Talks with Russia: Germany must take a clear stance

MTalk to Moscow, but how – that is a constant topic of German foreign policy. The important thing is that the question is never whether to speak, but how and, in particular, with what attitude. Even in the midst of the current crisis, it is good that we talk. We have to be aware of our risks: Firstly, our willingness to engage in dialogue must not reward Putin’s escalation tactics. Second, we must not fall into spheres of influence through the dialogue, because the citizens of Eastern Europe want to decide for themselves about their own future.

In spite of all the risks and stylish ultimatums of the Kremlin, the new talks also offer opportunities. It is right that we should give Moscow back the role that Barack Obama denied it when he demoted the country to a “regional power”. The Kremlin’s new role as a global interlocutor has been blackmailed and enforced.
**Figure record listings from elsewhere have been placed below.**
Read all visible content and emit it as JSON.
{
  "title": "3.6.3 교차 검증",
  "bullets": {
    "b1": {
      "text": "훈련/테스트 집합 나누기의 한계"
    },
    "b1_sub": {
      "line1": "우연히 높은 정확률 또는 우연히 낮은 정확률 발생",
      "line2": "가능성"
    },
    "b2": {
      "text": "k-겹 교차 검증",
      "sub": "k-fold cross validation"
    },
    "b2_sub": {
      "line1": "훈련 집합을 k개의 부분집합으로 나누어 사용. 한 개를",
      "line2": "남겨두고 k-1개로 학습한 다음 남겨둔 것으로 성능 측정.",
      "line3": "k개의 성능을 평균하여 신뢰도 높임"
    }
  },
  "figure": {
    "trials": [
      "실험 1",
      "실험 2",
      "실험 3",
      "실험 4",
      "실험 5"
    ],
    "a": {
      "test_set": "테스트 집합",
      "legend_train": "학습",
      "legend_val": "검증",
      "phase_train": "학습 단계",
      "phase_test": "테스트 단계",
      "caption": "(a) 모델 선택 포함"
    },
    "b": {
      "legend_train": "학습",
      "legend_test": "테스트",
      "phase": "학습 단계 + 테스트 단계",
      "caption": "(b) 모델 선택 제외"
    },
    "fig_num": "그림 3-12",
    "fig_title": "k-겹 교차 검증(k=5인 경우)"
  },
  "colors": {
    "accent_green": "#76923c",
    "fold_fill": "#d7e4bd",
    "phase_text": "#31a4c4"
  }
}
But it corresponds to its disruptive potential. From a European perspective, Russia deserves eye-level because it can create facts in Europe and Asia, whether in Syria, Crimea or Kazakhstan.

But the fundamental question does not concern Russia, but rather ourselves: do we, Germany and the EU, see ourselves as effective international actors? Germany and the EU must say goodbye to their cherished role as mediating middle power and soothing soft power. If we do not leave the foreign policy comfort zone of a mediator, we are in danger of slipping once and for all into international irrelevance.

The fixation on mediation is morally wrong

Germany in particular confuses size as a middle power with a fixation as a middle power. We like ourselves too much in the role of mediators hovering over European and global sensitivities. It is true that, as the largest European country, we have to hold the EU together. But neither Germany nor the EU can only mediate. If you want to be taken seriously internationally, you have to take a stand. Constantly muddling through the ambitions of others devalues ​​one’s own claim to global relevance. In addition, the self-inflating fixation on mediation is morally wrong: Anyone who mediates “neutrally” between a victim and a perpetrator inevitably shifts the balance towards the attacker and makes attacks worthwhile.

It is difficult to explain why a country that, like Ukraine, suffers from occupation and dismemberment, cannot be given even the slightest amount of support for self-defense, why we are adopting Russia’s narrative and primarily assigning a debt to Ukraine in Normandy format. Of course, it cannot be about arming to the teeth, but certainly about balanced, intelligent support against attacks from outside.

The only understandable reason for denying the country this support would be to provide credible guarantees for the integrity of Ukraine. But rightly nobody in Europe is talking about going to war against Russia when Russia attacks Ukraine. The hope is for the effect of the threatening backdrop, which is of course hypothetical. But if we are rightly not ready to go to war for Ukraine, we still cannot leave the country to its own fate.

Fear of escalation is not always rational

The fear of taking a position stems from another pattern in German foreign policy: the unconditional and not always rational fear of escalation. De-escalation and constant getting out of the way are the model. In the world of new complexities, however, only both go together: on the one hand, systematically practicing massive conflict and crisis prevention, but at the same time not being afraid of intelligent conflict management. De-escalation must always be the top priority, but we cannot counter some escalations with flight into de-escalation alone.

We have to become aware of the hard resources that we already have in the areas of economy, trade and technology, and build up those that we do not yet have. Soft power as a panacea is no longer enough. We have to prioritize them, but at the same time have credible levers ready. We rely on multilateralism, the strengthening of international organizations and the attraction of democracy. But all of this against the background of realpolitical action potential: in terms of security policy, economic policy and technology.

Ultimately, it is essential that we restore European decision-making ability. Without a repositioning of the EU’s foreign policy and diplomatic capacities, such crises will occur again and again. When the US is no longer ready to protect Europe, it becomes existential. The long overdue abolition of the unanimity rule in the EU and the creation of a real European foreign minister would be the obvious steps. In this way, and through systematic political investments in our global security, development and economic role, we can escape the impending foreign policy insignificance of Europe.

The author belongs to the European Parliament for the Greens.